Aujourd’hui, « Aquatus » vise plus loin. L’ambition de ses initiateurs est de créer des serres aquaponiques régionales, stimulant l’économie rurale tout en protégeant les ressources hydriques. Ils souhaitent accompagner une agriculture plus résiliente face au changement climatique. Le projet, comme le souligne Amadou Cissé, est un bon modèle d’entrepreneuriat. Le seul problème pour sa divulgation reste la recherche de financements. « Nous avons besoin de financements pour élargir notre gamme. À terme, nous voulons installer des serres aquaponiques à travers tout le pays. Cela nécessite, dans un premier temps, un financement de 50 millions de FCfa pour concrétiser cette vision ambitieuse », a confié M. Cissé. L’équipe prévoit également une formation initiale pour chaque bénéficiaire, un suivi et un accompagnement technique sur le terrain. « Chaque kit vendu est accompagné d’une formation initiale pour les bénéficiaires, ainsi que d’un suivi mensuel pendant six mois.

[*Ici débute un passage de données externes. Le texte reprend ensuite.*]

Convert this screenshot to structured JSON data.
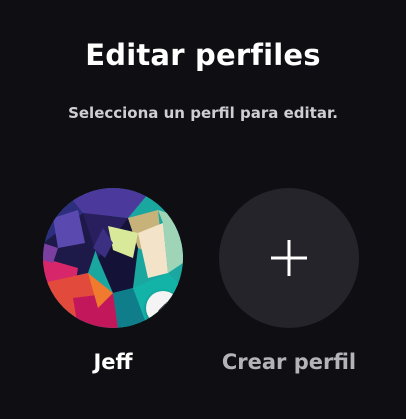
{
  "header": {
    "title": "Editar perfiles",
    "subtitle": "Selecciona un perfil para editar."
  },
  "profiles": [
    {
      "name": "Jeff",
      "avatar_icon": "geometric-knight-avatar",
      "edit_icon": "pencil-icon"
    }
  ],
  "create": {
    "label": "Crear perfil",
    "icon": "plus-icon"
  },
  "colors": {
    "background": "#0f0e13",
    "create_circle": "#25242a",
    "title": "#ffffff",
    "subtitle": "#cfcfd3",
    "create_label": "#b3b3b8"
  }
}
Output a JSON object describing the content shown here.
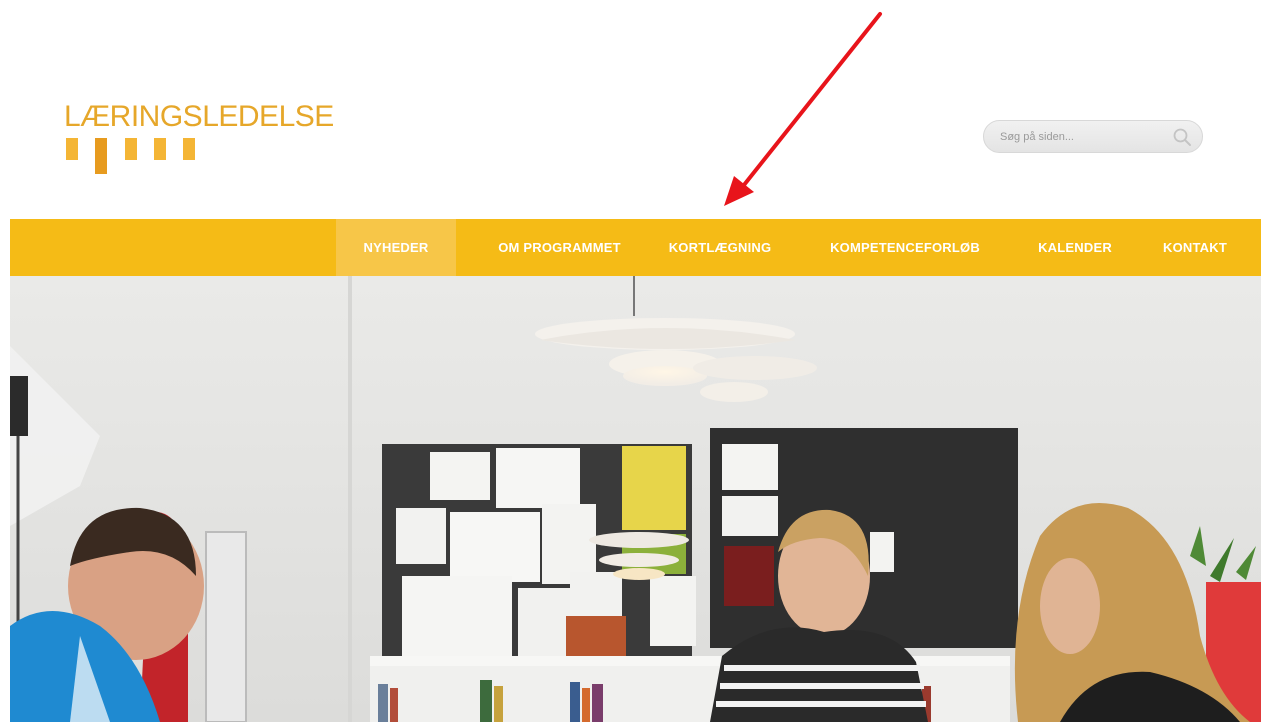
{
  "logo": {
    "text": "LÆRINGSLEDELSE"
  },
  "search": {
    "placeholder": "Søg på siden..."
  },
  "nav": {
    "items": [
      {
        "label": "NYHEDER",
        "active": true
      },
      {
        "label": "OM PROGRAMMET",
        "active": false
      },
      {
        "label": "KORTLÆGNING",
        "active": false
      },
      {
        "label": "KOMPETENCEFORLØB",
        "active": false
      },
      {
        "label": "KALENDER",
        "active": false
      },
      {
        "label": "KONTAKT",
        "active": false
      }
    ]
  },
  "colors": {
    "brand": "#f5bb16",
    "logo": "#e6a72a",
    "annotation_arrow": "#e8141b"
  },
  "hero": {
    "image": "office-photo-people-working"
  }
}
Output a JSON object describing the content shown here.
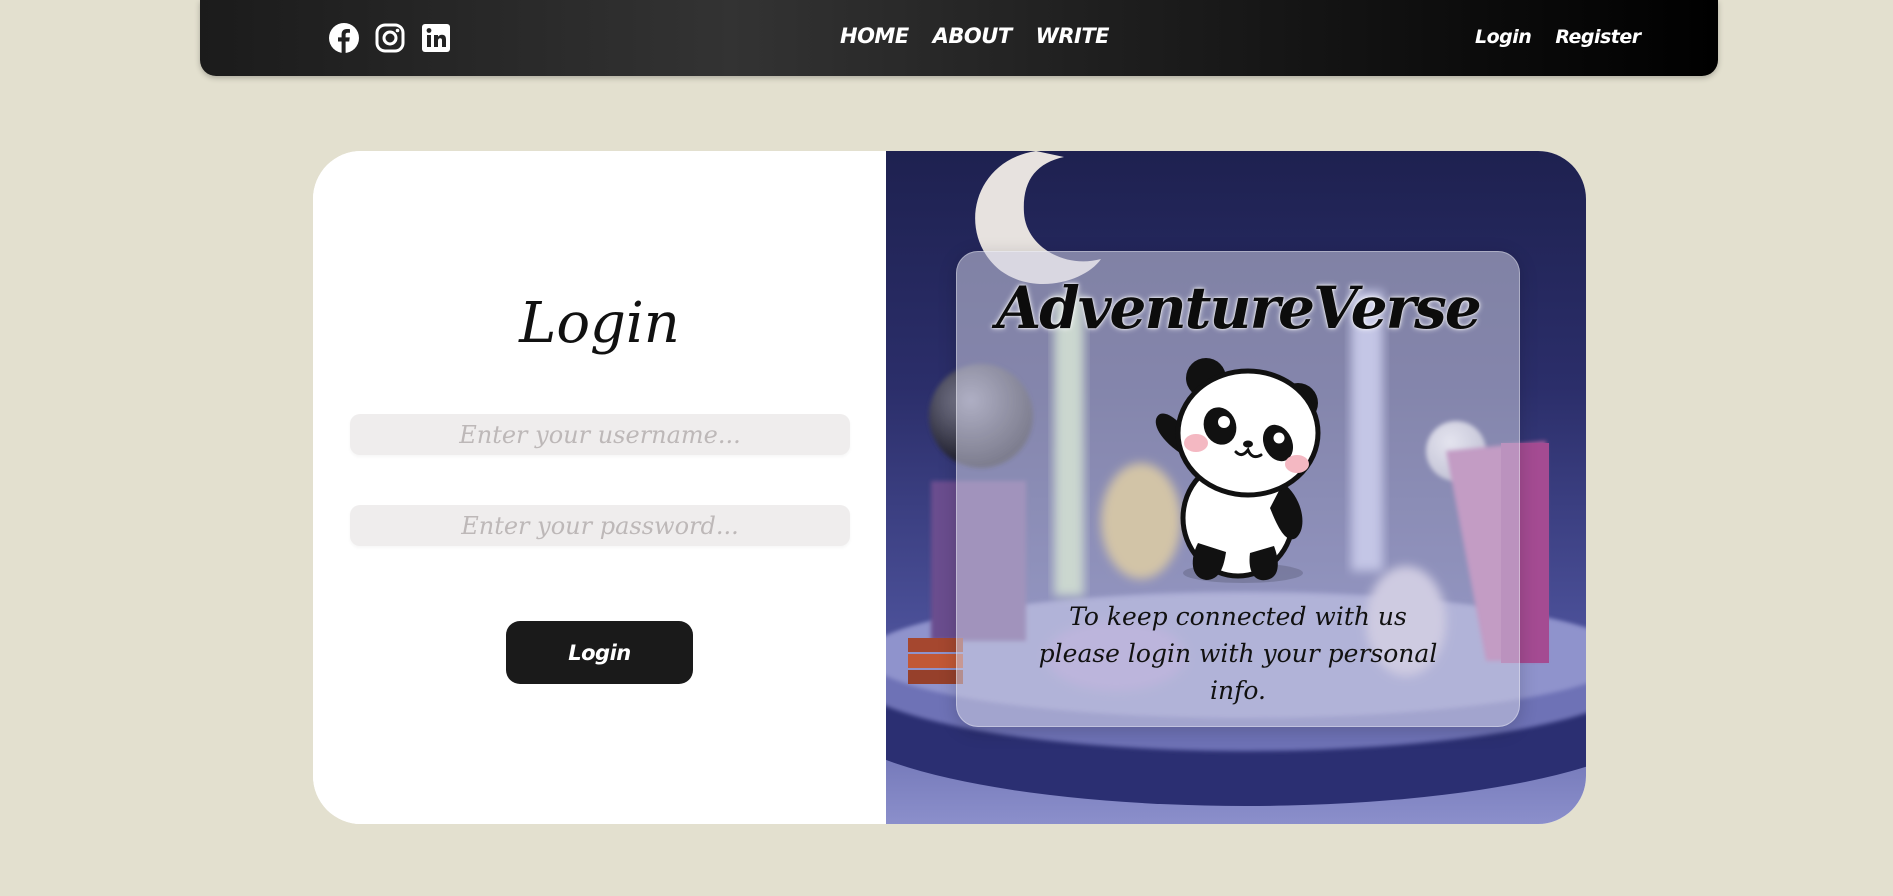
{
  "nav": {
    "social": [
      "facebook-icon",
      "instagram-icon",
      "linkedin-icon"
    ],
    "links": [
      "HOME",
      "ABOUT",
      "WRITE"
    ],
    "auth": [
      "Login",
      "Register"
    ]
  },
  "login": {
    "title": "Login",
    "username_placeholder": "Enter your username...",
    "password_placeholder": "Enter your password...",
    "button_label": "Login"
  },
  "promo": {
    "brand": "AdventureVerse",
    "tagline": "To keep connected with us please login with your personal info."
  },
  "colors": {
    "background": "#e3e0cf",
    "navbar": "#1e1e1e",
    "button": "#1a1a1a",
    "field": "#efeded",
    "scene_dark": "#1e2150",
    "scene_light": "#8b8fcb"
  }
}
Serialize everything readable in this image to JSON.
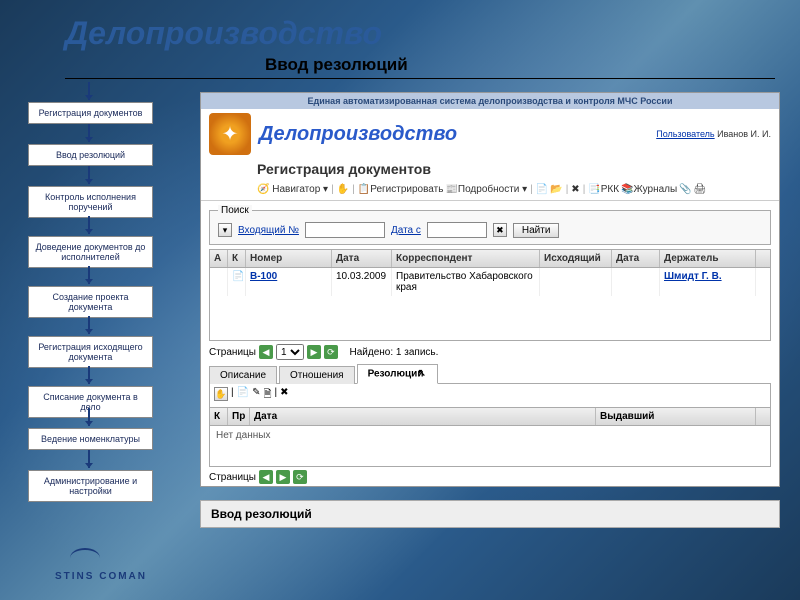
{
  "slide": {
    "main_title": "Делопроизводство",
    "subtitle": "Ввод резолюций",
    "caption": "Ввод резолюций",
    "footer_brand": "STINS COMAN"
  },
  "nav_items": [
    "Регистрация документов",
    "Ввод резолюций",
    "Контроль исполнения поручений",
    "Доведение документов до исполнителей",
    "Создание проекта документа",
    "Регистрация исходящего документа",
    "Списание документа в дело",
    "Ведение номенклатуры",
    "Администрирование и настройки"
  ],
  "app": {
    "system_header": "Единая автоматизированная система делопроизводства и контроля МЧС России",
    "title": "Делопроизводство",
    "user_label": "Пользователь",
    "user_name": "Иванов И. И.",
    "section_title": "Регистрация документов",
    "toolbar": {
      "navigator": "Навигатор",
      "register": "Регистрировать",
      "details": "Подробности",
      "rkk": "РКК",
      "journals": "Журналы"
    },
    "search": {
      "legend": "Поиск",
      "incoming_label": "Входящий №",
      "date_from": "Дата с",
      "find": "Найти"
    },
    "grid": {
      "columns": {
        "a": "А",
        "k": "К",
        "num": "Номер",
        "date": "Дата",
        "corr": "Корреспондент",
        "out": "Исходящий",
        "date2": "Дата",
        "holder": "Держатель"
      },
      "rows": [
        {
          "num": "В-100",
          "date": "10.03.2009",
          "corr": "Правительство Хабаровского края",
          "out": "",
          "date2": "",
          "holder": "Шмидт Г. В."
        }
      ]
    },
    "pager": {
      "pages_label": "Страницы",
      "current": "1",
      "found": "Найдено: 1 запись."
    },
    "tabs": {
      "desc": "Описание",
      "rel": "Отношения",
      "res": "Резолюции"
    },
    "grid2": {
      "columns": {
        "k": "К",
        "pr": "Пр",
        "date": "Дата",
        "issued": "Выдавший"
      },
      "empty": "Нет данных"
    },
    "pager2": {
      "pages_label": "Страницы",
      "refresh": "⟳"
    }
  }
}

L’idée est de transmettre un savoir-faire, mais aussi de s’assurer de la viabilité à long terme des installations », informe le porteur du projet. L’équipe souhaite inscrire son action dans la durabilité afin de sensibiliser les populations et les acteurs du monde rural sur la gestion durable de l’eau, vulgariser des techniques agricoles écologiques, et contribuer à la sécurité alimentaire dans les zones défavorisées. « Nous voulons que notre projet dépasse le cadre de l’école. L’idée est de bâtir un modèle durable qu’on peut démultiplier un peu partout à travers le pays et montrer que la jeunesse sénégalaise peut innover pour répondre aux défis de demain », a indiqué Amadou Cissé.